The US Supreme Court held in NLRB v. Virginia Elec. & Power Co. that employers have a First Amendment right to engage in non-coercive speech about unionization. As mentioned above, this right was incorporated into the NLRA itself. Section 8(c) of the Act explicitly protects an employer’s right to express its views on unionization as long as such expression contains no threat of reprisal or promise of benefit. The Bellingham ordinance would prohibit use of city funds for “any communication in any form that advocates . . . that employees should vote against representation.” The ordinance would even prohibit communication between the employer’s supervisors that disfavors unionization. These broad prohibitions clearly restrict the kind of non-coercive speech that is protected by Section 8(c) of the NLRA.

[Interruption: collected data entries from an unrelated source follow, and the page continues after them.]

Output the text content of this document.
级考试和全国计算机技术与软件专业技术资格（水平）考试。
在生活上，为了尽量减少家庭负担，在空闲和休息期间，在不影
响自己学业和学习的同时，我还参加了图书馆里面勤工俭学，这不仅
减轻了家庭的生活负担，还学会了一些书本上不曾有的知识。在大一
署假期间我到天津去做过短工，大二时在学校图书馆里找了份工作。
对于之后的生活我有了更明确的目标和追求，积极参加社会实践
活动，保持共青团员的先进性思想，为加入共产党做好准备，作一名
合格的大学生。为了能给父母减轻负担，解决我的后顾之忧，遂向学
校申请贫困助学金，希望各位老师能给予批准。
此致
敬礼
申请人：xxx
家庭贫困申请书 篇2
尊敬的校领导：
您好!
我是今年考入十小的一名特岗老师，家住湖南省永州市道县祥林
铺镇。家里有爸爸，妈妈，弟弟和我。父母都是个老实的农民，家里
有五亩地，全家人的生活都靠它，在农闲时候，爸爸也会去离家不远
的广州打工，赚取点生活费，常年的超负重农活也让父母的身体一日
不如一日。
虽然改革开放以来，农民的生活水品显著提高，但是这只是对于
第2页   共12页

Because the ordinance conflicts with the free speech protections of Section 8(c), it could provide a basis for preemption under a second theory, known as Garmon preemption. The Garmon principle forbids states and local entities from regulating activities that are protected or prohibited by the NLRA., in order to avoid conflicting rules. In 2006, the Second Circuit struck down a New York state law that was also nearly identical to the Bellingham ordinance. The Court stated that Congress assigned the responsibility of regulating employer speech during union organizing campaigns to the NLRB, not the state and local governments. This direct conflict meant that the New York law was preempted under Garmon. The Bellingham ordinance conflicts with Section 8(c) of the NLRA in the same way, meaning it could be vulnerable to preemption on the same grounds.
Ordinance 2021-03, if voted into law, has the potential to significantly restrict employers’ ability to oppose unionization in ways that are expressly permitted by the NLRA. It also has the potential to create administrative and accounting headaches for Bellingham businesses, especially small businesses. However, Supreme Court precedent suggests that there is a significant likelihood of successful legal challenge to the ordinance on the basis of NLRA preemption.